Given the longitudinal cognitive measures at multiple time points for each subject, we learn informative and compact representations to encode the subject’s overall longitudinal cognitive performance and its temporal changes/trajectory across multiple time points. The LSTM autoencoder [20] provides an ideal tool for achieving this goal. The architecture of the LSTM autoencoder adopted in this study is illustrated in Fig. 1. It contains two parts, encoder and decoder. The encoder receives the input data of multiple time points and handles the encoding of input measures and their temporal dynamics between consecutive time points. The decoder is utilized to reconstruct the input measures at different time points step by step in a reverse order, based on the learned representations by the encoder. While the network is optimized to minimize the deviation between the reconstructed and input measures, the learned representation by the encoder is expected to characterize the overall cognitive performance and its dynamics of the input longitudinal measures.

Fig. 1.

Fig. 1.

LSTM autoencoder for longitudinal feature extraction.

As illustrated in Fig. 1, our autoencoder contains 2 LSTM layers for the encoder and decoder respectively. ft and f˜t are the input and reconstructed cognitive measures at time point t (t=1,2,3 for illustration), Wei are the trainable parameters of the i -th LSTM layer of the encoder, and Wdi are the trainable parameters of the i-th LSTM layer of the decoder. The trainable parameters are those involved in the forget gate, input gate, cell state and hidden state within one LSTM layer. Euclidean distance between the reconstructed and input measures is used as the objective function to optimize the trainable parameters. The number of LSTM layers was chosen to achieve generalizable performance with a small number of trainable parameters.

In this study, the autoencoder of cognitive measures was built on longitudinal cognitive measures of subjects from ADNI-1 cohort.
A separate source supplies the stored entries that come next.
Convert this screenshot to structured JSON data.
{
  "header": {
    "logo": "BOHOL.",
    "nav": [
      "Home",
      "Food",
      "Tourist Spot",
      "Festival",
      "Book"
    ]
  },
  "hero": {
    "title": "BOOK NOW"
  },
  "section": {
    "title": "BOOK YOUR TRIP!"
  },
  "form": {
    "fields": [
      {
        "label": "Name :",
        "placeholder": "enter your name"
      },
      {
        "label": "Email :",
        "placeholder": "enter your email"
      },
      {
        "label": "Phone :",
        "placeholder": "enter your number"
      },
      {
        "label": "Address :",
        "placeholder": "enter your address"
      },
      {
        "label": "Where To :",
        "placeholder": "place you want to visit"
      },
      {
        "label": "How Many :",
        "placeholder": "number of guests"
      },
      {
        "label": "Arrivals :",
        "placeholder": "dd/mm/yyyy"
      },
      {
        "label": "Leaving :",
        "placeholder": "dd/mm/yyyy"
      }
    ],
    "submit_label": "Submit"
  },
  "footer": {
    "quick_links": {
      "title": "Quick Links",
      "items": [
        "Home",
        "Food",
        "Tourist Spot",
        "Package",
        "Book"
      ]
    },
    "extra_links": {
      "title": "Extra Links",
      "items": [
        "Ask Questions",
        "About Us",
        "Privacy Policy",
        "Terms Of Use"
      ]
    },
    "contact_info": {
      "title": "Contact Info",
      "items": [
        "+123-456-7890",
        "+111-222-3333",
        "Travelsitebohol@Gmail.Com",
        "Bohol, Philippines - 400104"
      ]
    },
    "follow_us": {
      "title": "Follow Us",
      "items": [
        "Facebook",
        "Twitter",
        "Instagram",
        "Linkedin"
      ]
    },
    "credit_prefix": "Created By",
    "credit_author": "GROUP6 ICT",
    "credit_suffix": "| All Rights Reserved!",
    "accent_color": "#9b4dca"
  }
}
Once the autoencoder was obtained, the encoder was then applied to all the MCI patients from ADNI-1 and GO&2 cohorts to extract their latent features from longitudinal cognitive measures, which were then used for the following prognostic analysis.

2.3. Prognostic modeling

Given the latent representations of longitudinal cognitive information, they were combined with baseline hippocampal MRI based measures to build a prognostic model using Cox regression [21].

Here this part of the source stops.